2. Die Anwendung dieser Grundsätze auf den Streitfall hat zur Folge, daß der Straßenausbaubeitrag von 64 193 DM nicht beim Grund und Boden zu aktivieren, sondern als Betriebsausgabe sofort abziehbar ist.
Durch die Ausbaumaßnahme wurde der bestehende Zustand lediglich zeitgemäß technisch verbessert. Sie hat das Betriebsgrundstück der Klägerin in seiner Substanz und seinem Wesen nicht verändert. Das Betriebsgelände war bereits vor dem Ausbau der Straße durch diese mit dem übrigen Verkehrsnetz verbunden. Durch den Ausbau der Straße blieb deren Funktion für die Klägerin unverändert; die Straße ist weiterhin eine Sackstraße. Unter diesen Umständen kommt der vom FG festgestellten Werterhöhung des Betriebsgrundstücks durch die Umbaumaßnahme für die Streitfrage keine Bedeutung mehr zu.
Der mit dem Vorauszahlungsbescheid festgesetzte Betrag ist Aufwand des Streitjahres, auch wenn die Forderung von der Klägerin bestritten wird. Auch bestrittene Forderungen, wie im Streitfall, sind nach den Grundsätzen ordnungsgemäßer Buchführung zu bilanzieren (vgl. Herrmann/Heuer/Raupach, Einkommensteuer- und Körperschaftsteuergesetz mit Nebengesetzen, Kommentar, 19. Aufl., § 5 EStG Rz. 60 a; FG Baden-Württemberg, Urteil vom 26. August 1986 I K 323/85, Entscheidungen der Finanzgerichte - EFG - 1987, 59).

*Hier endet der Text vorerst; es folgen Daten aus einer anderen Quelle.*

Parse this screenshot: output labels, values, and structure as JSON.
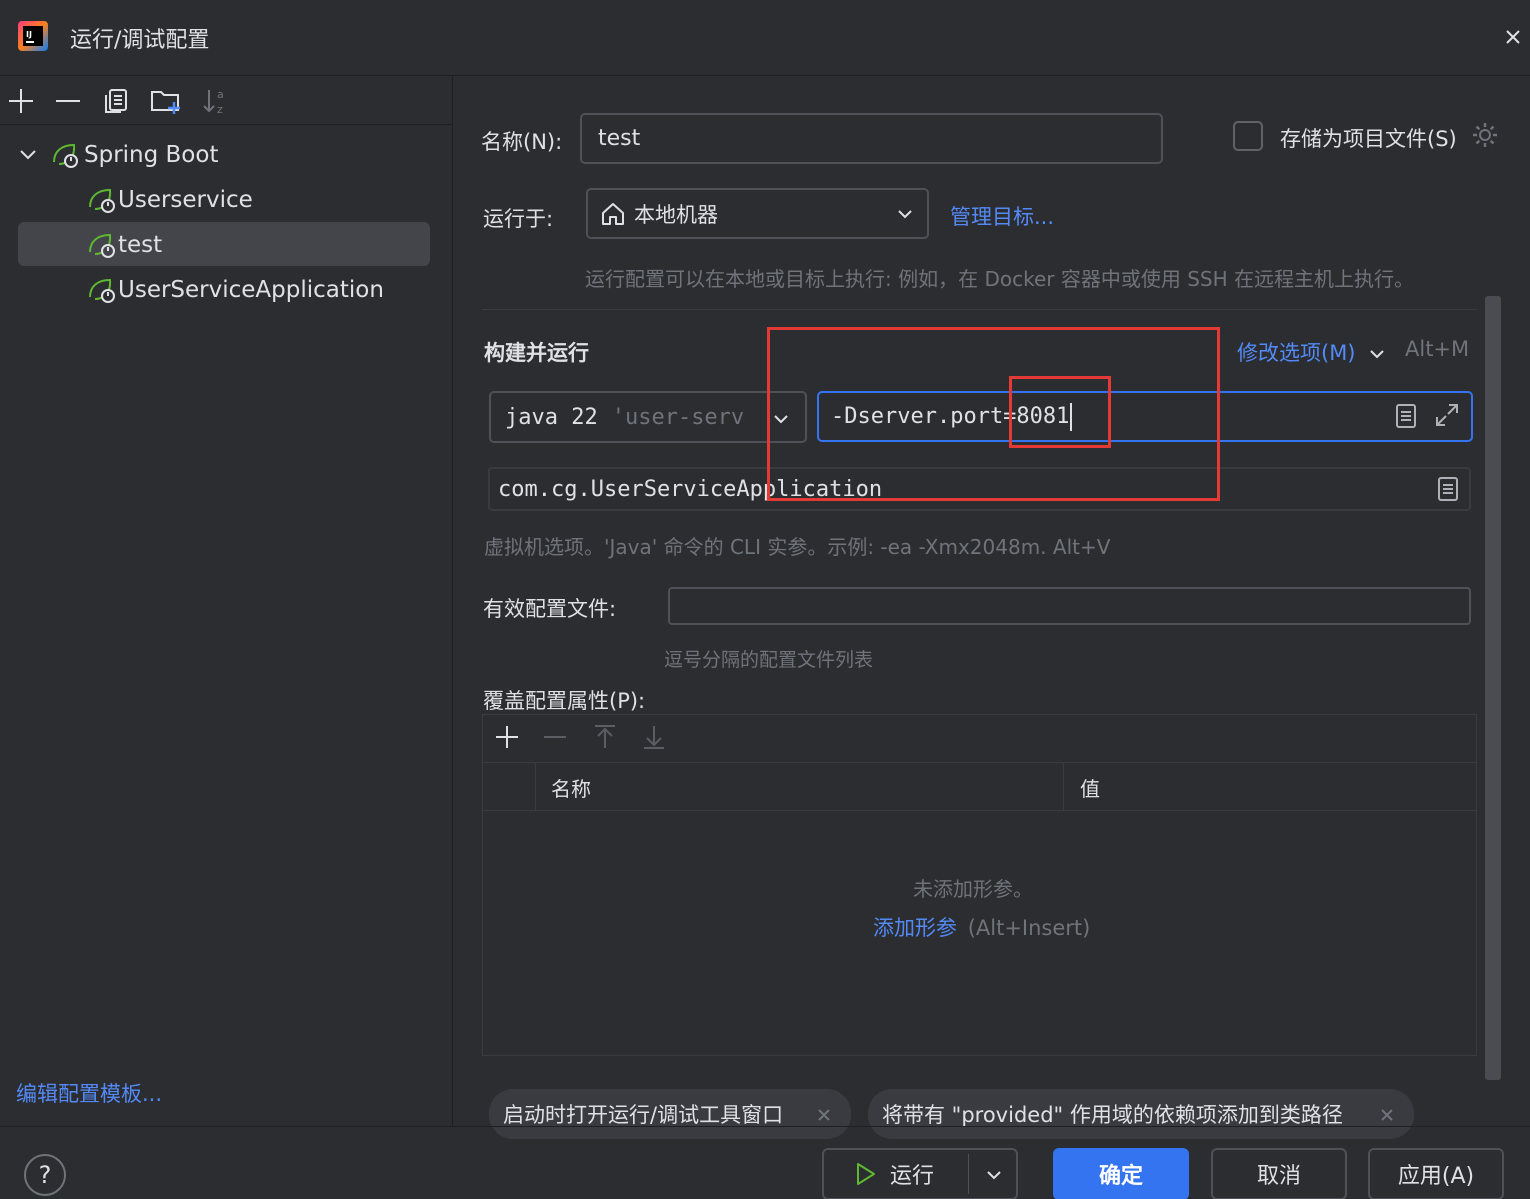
{
  "window": {
    "title": "运行/调试配置"
  },
  "tree": {
    "group_label": "Spring Boot",
    "items": [
      {
        "label": "Userservice"
      },
      {
        "label": "test"
      },
      {
        "label": "UserServiceApplication"
      }
    ],
    "selected": "test"
  },
  "left_footer": {
    "edit_templates": "编辑配置模板..."
  },
  "form": {
    "name_label": "名称(N):",
    "name_value": "test",
    "store_label": "存储为项目文件(S)",
    "run_on_label": "运行于:",
    "run_on_value": "本地机器",
    "manage_targets": "管理目标...",
    "run_on_hint": "运行配置可以在本地或目标上执行: 例如，在 Docker 容器中或使用 SSH 在远程主机上执行。",
    "section_title": "构建并运行",
    "modify_options": "修改选项(M)",
    "modify_shortcut": "Alt+M",
    "jdk_prefix": "java 22",
    "jdk_module": "'user-serv",
    "vm_options_value": "-Dserver.port=8081",
    "main_class_value": "com.cg.UserServiceApplication",
    "vm_hint": "虚拟机选项。'Java' 命令的 CLI 实参。示例: -ea -Xmx2048m. Alt+V",
    "profiles_label": "有效配置文件:",
    "profiles_value": "",
    "profiles_hint": "逗号分隔的配置文件列表",
    "override_label": "覆盖配置属性(P):"
  },
  "props_table": {
    "columns": [
      "名称",
      "值"
    ],
    "empty_text": "未添加形参。",
    "add_link": "添加形参",
    "add_shortcut": "(Alt+Insert)"
  },
  "chips": [
    {
      "label": "启动时打开运行/调试工具窗口"
    },
    {
      "label": "将带有 \"provided\" 作用域的依赖项添加到类路径"
    }
  ],
  "footer": {
    "help": "?",
    "run": "运行",
    "ok": "确定",
    "cancel": "取消",
    "apply": "应用(A)"
  },
  "colors": {
    "accent": "#3574f0",
    "link": "#548af7",
    "spring_green": "#5fb832",
    "annotation_red": "#e53935"
  }
}
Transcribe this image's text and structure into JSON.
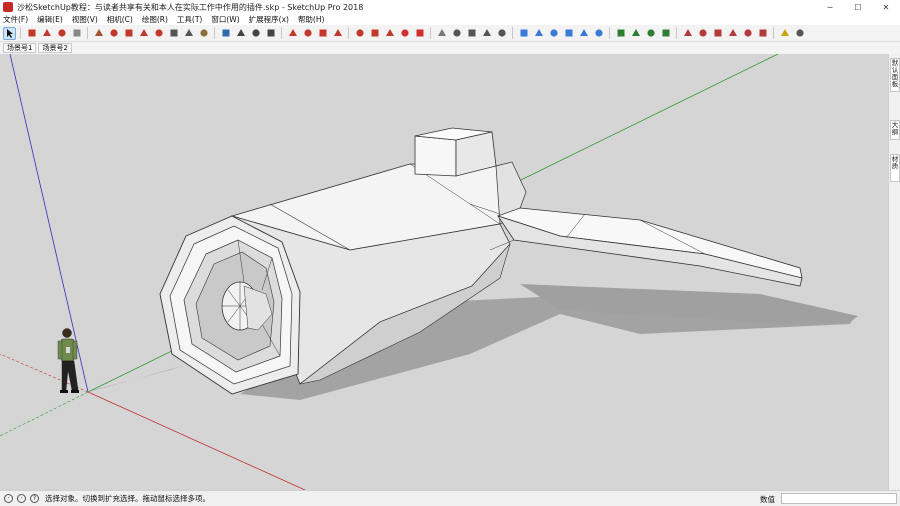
{
  "window": {
    "title": "沙松SketchUp教程：与读者共享有关和本人在实际工作中作用的插件.skp - SketchUp Pro 2018",
    "minimize": "─",
    "maximize": "☐",
    "close": "✕"
  },
  "menu": [
    "文件(F)",
    "编辑(E)",
    "视图(V)",
    "相机(C)",
    "绘图(R)",
    "工具(T)",
    "窗口(W)",
    "扩展程序(x)",
    "帮助(H)"
  ],
  "scenes": [
    "场景号1",
    "场景号2"
  ],
  "tray_tabs": [
    "默认面板",
    "大纲",
    "材质"
  ],
  "status": {
    "text": "选择对象。切换到扩充选择。拖动鼠标选择多项。",
    "measure_label": "数值",
    "measure_value": ""
  },
  "colors": {
    "viewport": "#d5d5d5",
    "red_axis": "#c03030",
    "green_axis": "#2e9a2e",
    "blue_axis": "#3030c0",
    "shadow": "#a0a0a0"
  },
  "toolbar_icons": [
    "select-arrow-icon",
    "eraser-icon",
    "pencil-icon",
    "arc-icon",
    "shape-icon",
    "push-pull-icon",
    "move-icon",
    "rotate-icon",
    "scale-icon",
    "offset-icon",
    "tape-measure-icon",
    "text-icon",
    "paint-bucket-icon",
    "orbit-icon",
    "pan-icon",
    "zoom-icon",
    "zoom-extents-icon",
    "warehouse-icon",
    "extension-warehouse-icon",
    "layout-icon",
    "ruby-icon",
    "settings-icon",
    "component-icon",
    "camera-icon",
    "red-box-icon",
    "red-square-icon",
    "view-iso-icon",
    "view-top-icon",
    "view-front-icon",
    "view-right-icon",
    "view-back-icon",
    "xray-icon",
    "wireframe-icon",
    "hidden-line-icon",
    "shaded-icon",
    "textured-icon",
    "monochrome-icon",
    "section-plane-icon",
    "section-display-icon",
    "section-cut-icon",
    "section-fill-icon",
    "solid-tools-icon",
    "intersect-icon",
    "union-icon",
    "subtract-icon",
    "trim-icon",
    "split-icon",
    "geo-location-icon",
    "plugin-icon"
  ]
}
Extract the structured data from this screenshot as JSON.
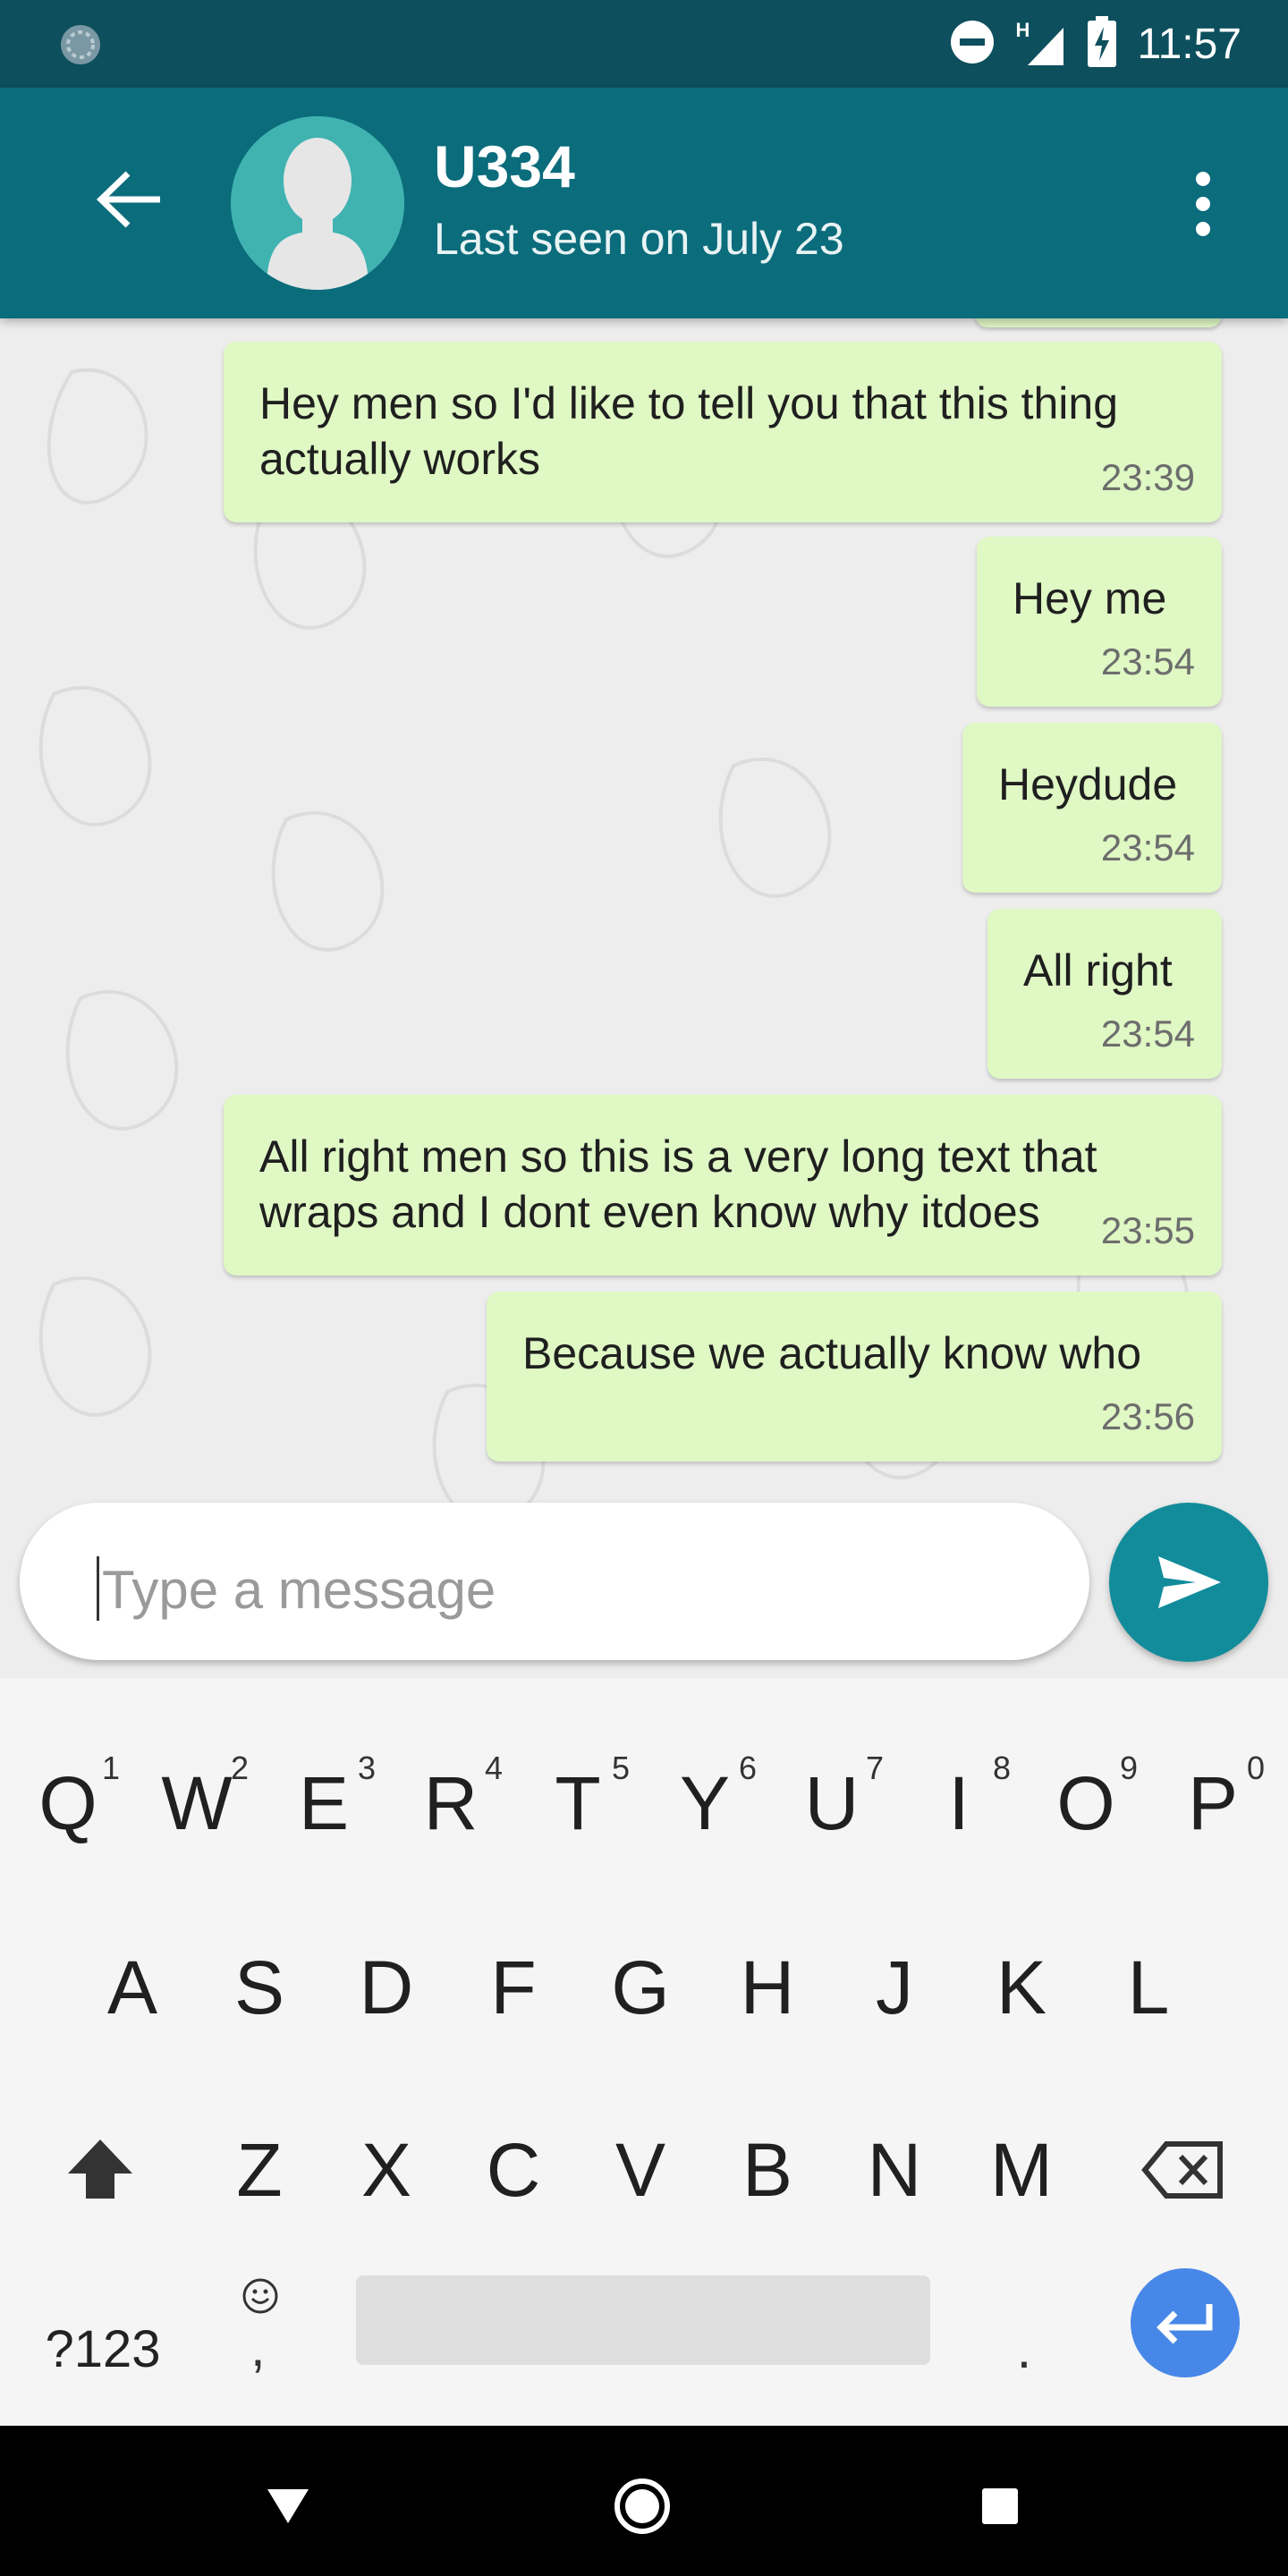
{
  "status_bar": {
    "time": "11:57",
    "network_label": "H"
  },
  "header": {
    "contact_name": "U334",
    "last_seen": "Last seen on July 23"
  },
  "messages": [
    {
      "text": "Hey men so I'd like to tell you that this thing\nactually works",
      "time": "23:39"
    },
    {
      "text": "Hey me",
      "time": "23:54"
    },
    {
      "text": "Heydude",
      "time": "23:54"
    },
    {
      "text": "All right",
      "time": "23:54"
    },
    {
      "text": "All right men so this is a very long text that\nwraps and I dont even know why itdoes",
      "time": "23:55"
    },
    {
      "text": "Because we actually know who",
      "time": "23:56"
    }
  ],
  "composer": {
    "placeholder": "Type a message",
    "value": ""
  },
  "keyboard": {
    "row1": [
      {
        "key": "Q",
        "hint": "1"
      },
      {
        "key": "W",
        "hint": "2"
      },
      {
        "key": "E",
        "hint": "3"
      },
      {
        "key": "R",
        "hint": "4"
      },
      {
        "key": "T",
        "hint": "5"
      },
      {
        "key": "Y",
        "hint": "6"
      },
      {
        "key": "U",
        "hint": "7"
      },
      {
        "key": "I",
        "hint": "8"
      },
      {
        "key": "O",
        "hint": "9"
      },
      {
        "key": "P",
        "hint": "0"
      }
    ],
    "row2": [
      "A",
      "S",
      "D",
      "F",
      "G",
      "H",
      "J",
      "K",
      "L"
    ],
    "row3": [
      "Z",
      "X",
      "C",
      "V",
      "B",
      "N",
      "M"
    ],
    "symbols_label": "?123",
    "comma_label": ",",
    "period_label": ".",
    "accent_color": "#4787e8"
  },
  "colors": {
    "status_bar": "#0d4f5d",
    "header": "#0b6c7b",
    "bubble": "#dff8c4",
    "send_button": "#128c9b"
  }
}
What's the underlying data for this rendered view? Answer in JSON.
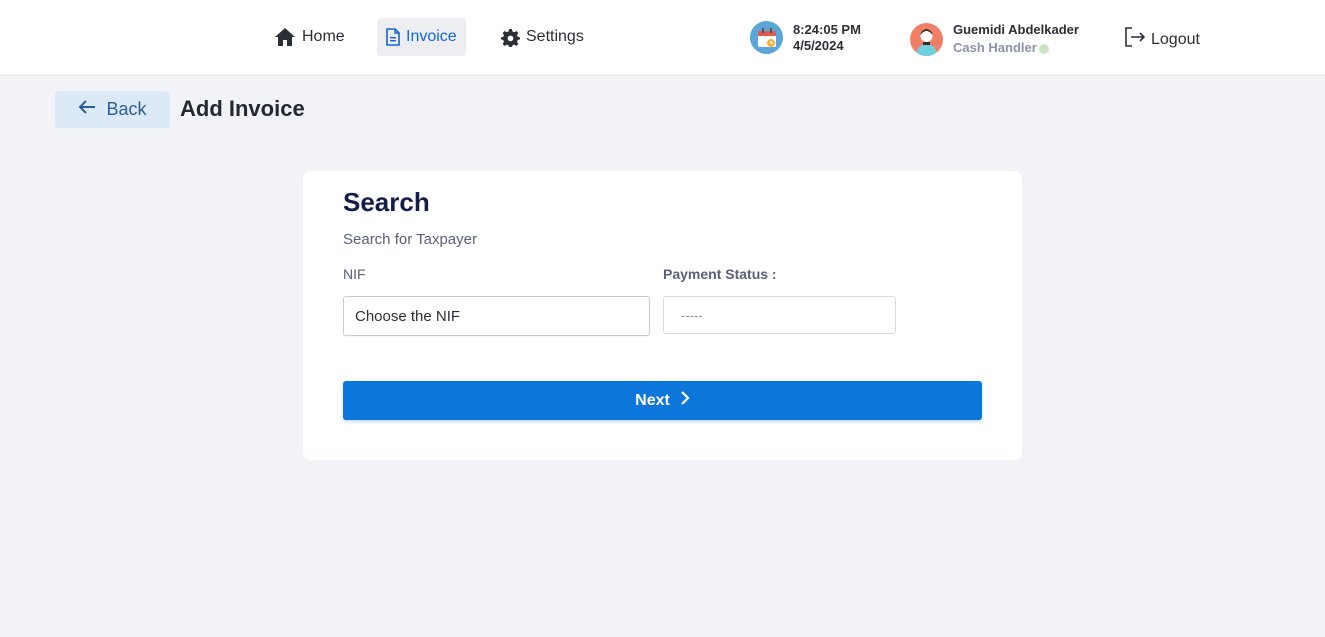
{
  "nav": {
    "items": [
      {
        "label": "Home",
        "icon": "home-icon"
      },
      {
        "label": "Invoice",
        "icon": "document-icon",
        "active": true
      },
      {
        "label": "Settings",
        "icon": "gear-icon"
      }
    ]
  },
  "clock": {
    "time": "8:24:05 PM",
    "date": "4/5/2024",
    "icon": "calendar-icon"
  },
  "user": {
    "name": "Guemidi Abdelkader",
    "role": "Cash Handler",
    "status_color": "#c9e6c3"
  },
  "logout": {
    "label": "Logout",
    "icon": "logout-icon"
  },
  "page": {
    "back_label": "Back",
    "title": "Add Invoice"
  },
  "search": {
    "title": "Search",
    "subtitle": "Search for Taxpayer",
    "nif_label": "NIF",
    "nif_value": "Choose the NIF",
    "payment_label": "Payment Status :",
    "payment_placeholder": "-----",
    "next_label": "Next"
  },
  "colors": {
    "accent": "#0d76db",
    "active_nav": "#1565d8",
    "background": "#f2f3f7"
  }
}
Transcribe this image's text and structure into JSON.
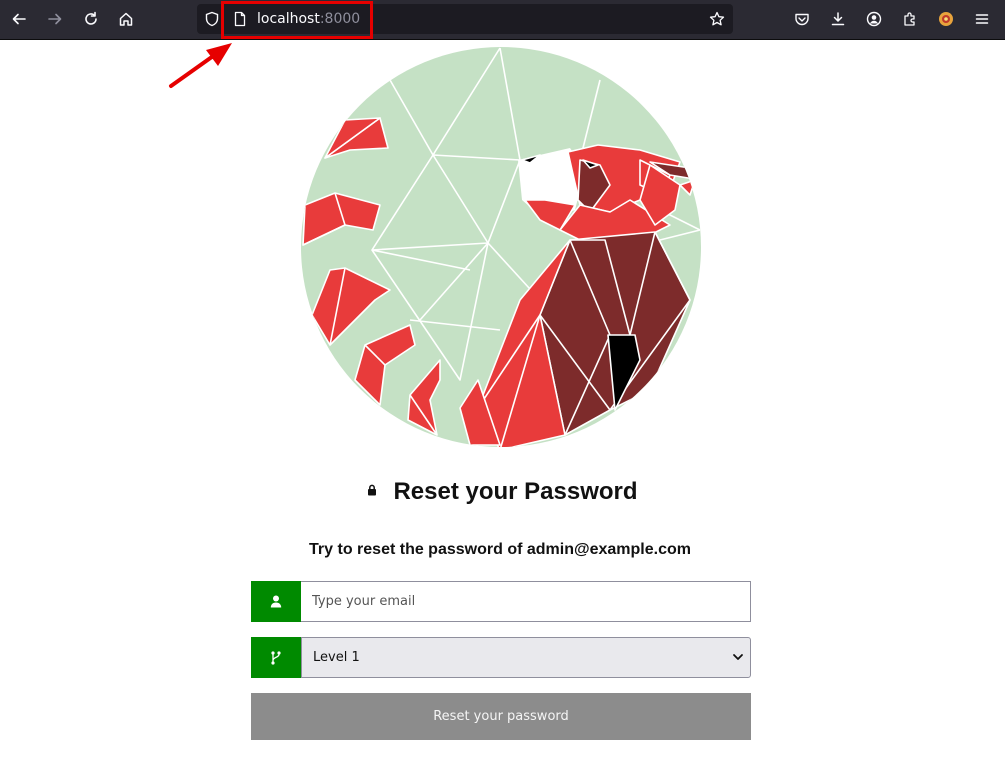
{
  "browser": {
    "url_host": "localhost",
    "url_port": ":8000"
  },
  "page": {
    "title": "Reset your Password",
    "subtitle": "Try to reset the password of admin@example.com",
    "email_placeholder": "Type your email",
    "level_selected": "Level 1",
    "submit_label": "Reset your password"
  },
  "colors": {
    "accent_green": "#008a00",
    "annotation_red": "#e60000",
    "logo_green": "#c5e1c5",
    "logo_red": "#e83b3b",
    "logo_dark_red": "#7d2b2b"
  },
  "icons": [
    "back-arrow-icon",
    "forward-arrow-icon",
    "reload-icon",
    "home-icon",
    "shield-icon",
    "page-icon",
    "star-icon",
    "pocket-icon",
    "download-icon",
    "account-icon",
    "extensions-icon",
    "extension-badge-icon",
    "menu-icon",
    "lock-icon",
    "user-icon",
    "branch-icon",
    "chevron-down-icon"
  ]
}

3. Die Vorentscheidung, die den Straßenausbaubeitrag als aktivierungspflichtig angesehen hat, stimmt mit den aufgezeigten Grundsätzen nicht überein und ist aufzuheben. Die Sache ist spruchreif. Der für die Klägerin festgestellte Gewinn ist für 1977 neben dem Kanalanschlußbeitrag von 87 079 DM um weitere 64 193 DM - jeweils unter Gegenrechnung einer anteiligen Auflösung der Gewerbesteuerrückstellung - zu vermindern und nach dem bisherigen Verteilungsschlüssel auf die Gesellschafter aufzuteilen.
Die Berechnung des verminderten Gewinns und seine Aufteilung wird dem FA übertragen (Art. 3 § 4 des Gesetzes zur Entlastung der Gerichte in der Verwaltungs- und Finanzgerichtsbarkeit vom 31. März 1978, BGBl I, 446, zuletzt geändert durch das Gesetz zur Beschleunigung verwaltungsgerichtlicher und finanzgerichtlicher Verfahren vom 4. Juli 1985, BGBl I, 1274).
4. Die Kostenentscheidung beruht auf § 135 Abs. 1 FGO.